By JOHN STANCAVAGE World Business Editor
10/3/2008
Last Modified: 10/3/2008 2:59 AM
Armada Consulting works with companies to improve performance and profitability by giving executives deeper insight into their finances and supporting them with process improvement projects to reduce costs and positively impact corporate performance.
Our services include strategic planning, financial modeling, business intelligence and organizational development. As companies grow, infrastructure and an expense base is built that is often difficult to understand, and many companies lack the visibility or transparency into the operational drivers that cause costs to rise over time.
This rise in expenses is usually not an issue as long as revenues grow faster than expenses. However, as revenue growth flattens and margins deteriorate, cost reductions can’t come fast enough.
Armada assists clients with answering the million-dollar question: Where can we strategically afford to reduce expenses? Too often, organizations make hasty decisions to reduce costs with little regard to the negative impact it can have on their customers, employees, strategy and community.
2. What aspects of this business attracted you personally?
I love of solving complex problems and making a quantifiable impact on performance.
The way we apply business performance management at Armada allows me to exercise my skills in both finance and technology; the practice heavily depends on an ability to “operationalize” the financials of an organization, which, for some of our larger clients, can be very data-intensive.
All of our consultants have to be equally talented in both finance and technology, as this provides a greater value to our clients in that we can identify the required data and, more importantly, can then mine additional data from operational systems. Our practice also requires a certain level of competitive spirit as we are often challenged to measure what was thought to be immeasurable or too complex to measure with any degree of accuracy.
3. Do companies seem to put more emphasis on performance management during tougher times?
Tougher times dictate an emphasis on becoming more effective, more productive and more profitable with fewer resources.
Cost containment is high on a very short list of CEO and CFO priorities. During tough economic conditions, their immediate reactions are to identify short-term quick fixes. But time and time again, we see the leaders that invested in cost control, continuous improvement and performance management initiatives in the good times are the ones whose companies can ride out and often profit during tough times.
This occurs for one reason: they have better information and insight into their financials. They can predict revenues and expenses based on forecasted customer demand.

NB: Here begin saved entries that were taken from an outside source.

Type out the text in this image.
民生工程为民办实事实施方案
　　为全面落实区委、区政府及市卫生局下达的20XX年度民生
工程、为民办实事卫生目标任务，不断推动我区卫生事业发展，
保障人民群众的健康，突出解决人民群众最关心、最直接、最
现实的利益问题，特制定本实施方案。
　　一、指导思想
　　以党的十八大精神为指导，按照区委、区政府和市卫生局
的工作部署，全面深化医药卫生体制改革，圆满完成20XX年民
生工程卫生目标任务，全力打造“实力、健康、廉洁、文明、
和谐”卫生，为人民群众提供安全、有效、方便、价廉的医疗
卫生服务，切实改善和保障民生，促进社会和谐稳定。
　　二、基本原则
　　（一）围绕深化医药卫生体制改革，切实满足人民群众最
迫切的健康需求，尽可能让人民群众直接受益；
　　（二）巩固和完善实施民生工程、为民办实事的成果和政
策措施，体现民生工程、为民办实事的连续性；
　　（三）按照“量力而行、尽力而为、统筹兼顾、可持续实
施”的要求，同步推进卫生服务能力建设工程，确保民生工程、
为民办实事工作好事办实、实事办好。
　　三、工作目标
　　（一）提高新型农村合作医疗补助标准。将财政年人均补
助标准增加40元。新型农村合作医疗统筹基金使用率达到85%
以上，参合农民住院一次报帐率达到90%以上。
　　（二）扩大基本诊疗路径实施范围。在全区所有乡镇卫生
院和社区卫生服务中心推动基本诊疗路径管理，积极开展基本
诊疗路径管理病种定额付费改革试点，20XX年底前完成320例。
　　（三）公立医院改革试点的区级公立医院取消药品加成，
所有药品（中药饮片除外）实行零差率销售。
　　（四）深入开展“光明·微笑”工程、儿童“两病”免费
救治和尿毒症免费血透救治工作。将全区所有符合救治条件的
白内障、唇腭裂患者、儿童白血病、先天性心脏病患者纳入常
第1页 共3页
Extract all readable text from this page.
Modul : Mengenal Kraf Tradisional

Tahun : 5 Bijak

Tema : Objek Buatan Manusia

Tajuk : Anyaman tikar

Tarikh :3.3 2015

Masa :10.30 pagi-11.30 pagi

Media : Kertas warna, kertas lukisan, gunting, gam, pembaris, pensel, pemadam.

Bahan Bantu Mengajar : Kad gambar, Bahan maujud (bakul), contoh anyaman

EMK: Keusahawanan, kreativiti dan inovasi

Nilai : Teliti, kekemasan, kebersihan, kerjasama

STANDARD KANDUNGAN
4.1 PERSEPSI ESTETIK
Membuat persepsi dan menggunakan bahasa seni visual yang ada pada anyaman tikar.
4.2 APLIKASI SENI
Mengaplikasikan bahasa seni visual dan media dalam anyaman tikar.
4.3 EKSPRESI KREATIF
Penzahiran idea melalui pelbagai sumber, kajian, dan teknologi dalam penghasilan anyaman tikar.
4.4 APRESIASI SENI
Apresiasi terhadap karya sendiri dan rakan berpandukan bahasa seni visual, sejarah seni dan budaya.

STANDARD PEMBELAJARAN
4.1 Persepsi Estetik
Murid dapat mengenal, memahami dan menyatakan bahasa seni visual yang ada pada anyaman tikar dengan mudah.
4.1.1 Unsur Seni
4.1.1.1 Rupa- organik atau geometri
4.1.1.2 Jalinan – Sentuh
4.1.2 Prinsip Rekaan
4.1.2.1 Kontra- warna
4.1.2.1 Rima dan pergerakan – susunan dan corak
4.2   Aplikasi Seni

4. We’ve seen a number of high-profile, seemingly successful businesses implode financially recently. What are the biggest pitfalls fast-growing companies face?
Fast-growing companies are exciting to watch, and we love to cheer on innovative companies that can grow revenues through better products, better service and better strategies. However, sometimes companies simply “grow too fast” and skyrocketing revenue growth exceeds the capacity to deliver, which then requires a corresponding growth in expenses.
Priorities are placed on continued revenue growth, and investments of earned margins often follow those priorities, or excessive infrastructure.
Often these companies fail to make necessary investments in internal controls, cost management or business intelligence systems.
5. Briefly, what can a company do to build in safeguards or controls that would lessen its risk of flaming out?
The U.S. economy has recently experienced historic losses in the stock markets.
In the past few weeks alone the market has dropped more than 10 percent. If a company has a similar catastrophic drop in revenue, how quickly can it respond to maintain profitability?
At Armada, we believe risk is always a function of the certainty and availability of information. But information is only as valuable as the action it initiates.
Companies can lessen their risk of flaming out by:
- Proactively managing costs with a focus on profitable growth over revenue growth,
- Preparing for both unforeseen threats to financial performance and opportunities to capitalize on competitors’ mistakes, and
- Adopting a perspective that embraces long-term strategic decisions based on fact and avoid reactive short-term decisions based on fear.